On Thursday, the U.S. Department of Justice announced that it had shut down AlphaBay, a dark web marketplace that allowed global trade of drugs, computer hacking tools, firearms and other illegal items, with the help of international partners.
According to the authorities, this action was one of the biggest to ever be taken against criminals on the dark web. Dark web is the name of the part of the internet that an individual can get to only through a software, where they usually stay anonymous.
Along many other illegal goods, AlphaBay was the place for selling and buying drugs such as heroin and fentanyl, which in response added to the rising drug epidemic in the USA, according to Attorney General Jeff Sessions.
Session added that the dark web wasn’t something that should be hidden and that the action of taking down AlphaBay was one of the most important criminal investigations of the year.
The action made a visible dent in the international drug trade that has been turning to online trade more and more over the years. Although, some experts are concerned that the results of this action won’t be as permanent as they would wish.

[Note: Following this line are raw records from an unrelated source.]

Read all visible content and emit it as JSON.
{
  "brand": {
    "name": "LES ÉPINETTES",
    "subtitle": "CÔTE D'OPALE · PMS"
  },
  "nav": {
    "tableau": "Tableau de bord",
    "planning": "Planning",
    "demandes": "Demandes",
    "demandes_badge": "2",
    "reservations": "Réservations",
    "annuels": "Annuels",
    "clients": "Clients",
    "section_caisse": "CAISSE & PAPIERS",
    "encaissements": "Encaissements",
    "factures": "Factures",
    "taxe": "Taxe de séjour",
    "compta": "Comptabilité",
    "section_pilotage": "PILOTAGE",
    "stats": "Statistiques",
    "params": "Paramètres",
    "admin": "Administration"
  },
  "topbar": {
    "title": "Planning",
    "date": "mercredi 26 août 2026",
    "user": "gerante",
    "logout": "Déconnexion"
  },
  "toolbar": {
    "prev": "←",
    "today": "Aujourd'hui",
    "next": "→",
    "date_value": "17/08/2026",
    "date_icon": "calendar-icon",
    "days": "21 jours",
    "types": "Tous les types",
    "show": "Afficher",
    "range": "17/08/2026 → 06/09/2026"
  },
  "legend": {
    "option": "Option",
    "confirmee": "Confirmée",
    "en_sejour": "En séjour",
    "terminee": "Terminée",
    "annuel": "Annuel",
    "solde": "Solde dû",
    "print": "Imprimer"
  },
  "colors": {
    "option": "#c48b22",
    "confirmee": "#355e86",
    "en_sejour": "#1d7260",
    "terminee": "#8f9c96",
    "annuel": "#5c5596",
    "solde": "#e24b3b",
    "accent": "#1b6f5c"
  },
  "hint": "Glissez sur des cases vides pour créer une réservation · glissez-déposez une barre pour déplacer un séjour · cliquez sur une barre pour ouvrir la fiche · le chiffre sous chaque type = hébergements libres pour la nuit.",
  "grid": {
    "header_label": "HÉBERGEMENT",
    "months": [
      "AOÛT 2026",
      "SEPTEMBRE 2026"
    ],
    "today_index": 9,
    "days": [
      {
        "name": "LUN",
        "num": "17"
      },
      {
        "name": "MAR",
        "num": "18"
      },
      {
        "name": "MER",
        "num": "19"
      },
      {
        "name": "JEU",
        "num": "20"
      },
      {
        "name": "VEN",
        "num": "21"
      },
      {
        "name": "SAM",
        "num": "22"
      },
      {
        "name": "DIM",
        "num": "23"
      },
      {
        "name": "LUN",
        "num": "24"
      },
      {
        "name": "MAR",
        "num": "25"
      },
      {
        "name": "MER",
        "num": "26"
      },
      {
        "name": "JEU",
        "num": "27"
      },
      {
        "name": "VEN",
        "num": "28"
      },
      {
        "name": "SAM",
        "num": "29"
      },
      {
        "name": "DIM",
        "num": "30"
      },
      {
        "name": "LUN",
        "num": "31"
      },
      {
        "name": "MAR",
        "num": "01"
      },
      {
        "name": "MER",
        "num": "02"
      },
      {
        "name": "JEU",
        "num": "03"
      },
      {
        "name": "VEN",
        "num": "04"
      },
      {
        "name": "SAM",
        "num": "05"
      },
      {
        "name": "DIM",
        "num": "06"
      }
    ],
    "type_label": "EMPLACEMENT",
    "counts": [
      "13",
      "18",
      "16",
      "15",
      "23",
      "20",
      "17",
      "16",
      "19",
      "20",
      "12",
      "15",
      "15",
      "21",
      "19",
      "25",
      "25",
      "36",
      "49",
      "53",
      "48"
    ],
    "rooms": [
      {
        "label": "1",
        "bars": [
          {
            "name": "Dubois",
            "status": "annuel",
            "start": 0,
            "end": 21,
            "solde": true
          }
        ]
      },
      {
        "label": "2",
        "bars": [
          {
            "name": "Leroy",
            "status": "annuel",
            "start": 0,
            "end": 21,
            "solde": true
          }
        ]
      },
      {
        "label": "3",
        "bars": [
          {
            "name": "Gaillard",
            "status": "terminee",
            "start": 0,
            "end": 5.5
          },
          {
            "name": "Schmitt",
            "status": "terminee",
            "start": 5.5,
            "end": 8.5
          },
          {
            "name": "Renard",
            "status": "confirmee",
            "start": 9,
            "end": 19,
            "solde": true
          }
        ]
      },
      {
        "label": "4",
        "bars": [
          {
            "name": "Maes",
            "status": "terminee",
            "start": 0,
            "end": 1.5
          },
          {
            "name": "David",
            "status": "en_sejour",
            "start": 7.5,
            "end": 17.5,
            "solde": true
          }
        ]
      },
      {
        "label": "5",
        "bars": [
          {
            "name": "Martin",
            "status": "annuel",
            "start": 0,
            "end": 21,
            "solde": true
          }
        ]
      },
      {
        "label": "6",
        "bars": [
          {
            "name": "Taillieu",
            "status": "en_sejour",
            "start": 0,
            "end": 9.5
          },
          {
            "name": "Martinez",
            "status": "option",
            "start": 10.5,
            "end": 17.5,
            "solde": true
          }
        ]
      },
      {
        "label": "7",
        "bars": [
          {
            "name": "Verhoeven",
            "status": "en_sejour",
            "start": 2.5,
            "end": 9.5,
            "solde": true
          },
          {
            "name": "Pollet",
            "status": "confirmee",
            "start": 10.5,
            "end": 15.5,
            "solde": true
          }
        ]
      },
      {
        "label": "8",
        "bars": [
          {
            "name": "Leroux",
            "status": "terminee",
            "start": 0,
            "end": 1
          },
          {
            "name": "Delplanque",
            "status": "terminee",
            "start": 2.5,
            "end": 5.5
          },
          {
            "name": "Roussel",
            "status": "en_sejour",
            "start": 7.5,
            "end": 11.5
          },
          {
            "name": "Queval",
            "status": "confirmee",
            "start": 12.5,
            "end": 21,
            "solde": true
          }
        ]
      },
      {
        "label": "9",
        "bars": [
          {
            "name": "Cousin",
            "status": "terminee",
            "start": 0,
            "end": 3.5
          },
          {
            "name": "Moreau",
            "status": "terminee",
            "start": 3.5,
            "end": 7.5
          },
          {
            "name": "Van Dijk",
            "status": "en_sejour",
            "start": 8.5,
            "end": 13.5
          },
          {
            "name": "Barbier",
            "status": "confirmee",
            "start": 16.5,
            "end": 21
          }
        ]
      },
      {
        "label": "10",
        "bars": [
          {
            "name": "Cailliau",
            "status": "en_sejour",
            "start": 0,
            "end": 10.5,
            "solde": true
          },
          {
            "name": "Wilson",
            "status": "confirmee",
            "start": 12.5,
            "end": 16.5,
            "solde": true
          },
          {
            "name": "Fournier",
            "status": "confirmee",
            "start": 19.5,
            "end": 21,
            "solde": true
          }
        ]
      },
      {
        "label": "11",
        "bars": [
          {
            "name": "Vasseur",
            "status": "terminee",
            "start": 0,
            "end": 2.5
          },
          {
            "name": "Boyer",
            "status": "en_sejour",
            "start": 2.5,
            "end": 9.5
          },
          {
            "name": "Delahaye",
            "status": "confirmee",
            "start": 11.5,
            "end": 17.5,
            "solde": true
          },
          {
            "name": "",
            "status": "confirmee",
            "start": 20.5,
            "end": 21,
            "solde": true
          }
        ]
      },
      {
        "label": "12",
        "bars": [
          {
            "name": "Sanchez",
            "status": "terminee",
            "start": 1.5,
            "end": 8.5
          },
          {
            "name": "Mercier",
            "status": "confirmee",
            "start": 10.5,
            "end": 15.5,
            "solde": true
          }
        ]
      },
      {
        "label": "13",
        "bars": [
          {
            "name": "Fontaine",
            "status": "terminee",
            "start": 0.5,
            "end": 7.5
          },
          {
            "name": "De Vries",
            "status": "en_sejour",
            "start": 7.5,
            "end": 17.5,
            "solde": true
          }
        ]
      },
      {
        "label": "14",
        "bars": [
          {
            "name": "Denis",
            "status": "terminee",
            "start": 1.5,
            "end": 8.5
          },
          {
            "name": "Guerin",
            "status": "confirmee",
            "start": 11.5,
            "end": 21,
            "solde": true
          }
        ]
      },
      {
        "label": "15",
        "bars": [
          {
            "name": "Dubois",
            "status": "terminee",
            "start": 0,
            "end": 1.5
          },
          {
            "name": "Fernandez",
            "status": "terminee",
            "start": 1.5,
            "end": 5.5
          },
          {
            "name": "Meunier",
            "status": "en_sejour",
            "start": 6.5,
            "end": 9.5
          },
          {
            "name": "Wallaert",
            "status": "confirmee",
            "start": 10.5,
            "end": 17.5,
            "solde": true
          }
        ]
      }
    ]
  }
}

Frank Cilluffo, director of the Center for Cyber and Homeland Security at George Washington University, explained that while the action has been very important, it might just make the criminals move to similar places to continue with the trade.
What was widely considered as the biggest marketplace for drugs with hundreds of thousand of dollars being transferred via the site daily, went offline earlier this month all of the sudden, leaving its customers to wonder what happened.
Another marketplace that has been taken down around the same time was Hansa Market, the Justice Department stated, the works of their partners in Netherlands. The two sites were in the top 3 criminal marketplaces in the world, as told by Europol chief Rob Wainwright.
The action of shutting down the AlphaBay marketplace involved the actions of law enforcement in Thailand, Lithuania, Canada, Britain, and France.
The suspected founder of AlphaBay, Alexandre Cazes, was arrested on July 5th. Cazes, a Canadian citizen, was found and arrested in Thailand on the behalf of the United States. Authorities found Cazes passwords and other information thanks to the fact that he logged onto the marketplace at the time of his arrest.
A week later, while still in Thai custody, Cazes, who was 25, committed a suicide, the Department of Justice stated. Among the charges that he was facing were narcotics distribution, identity theft, money laundering and related crimes.
A similar dark web marketplace had been shut down in 2013, known under the name of Silk Road. But FBI Acting Director Andrew McCabe told us that the AlphaBay was as much as ten times larger than Silk Road, showing up about a year after the smaller dark website had been shut down.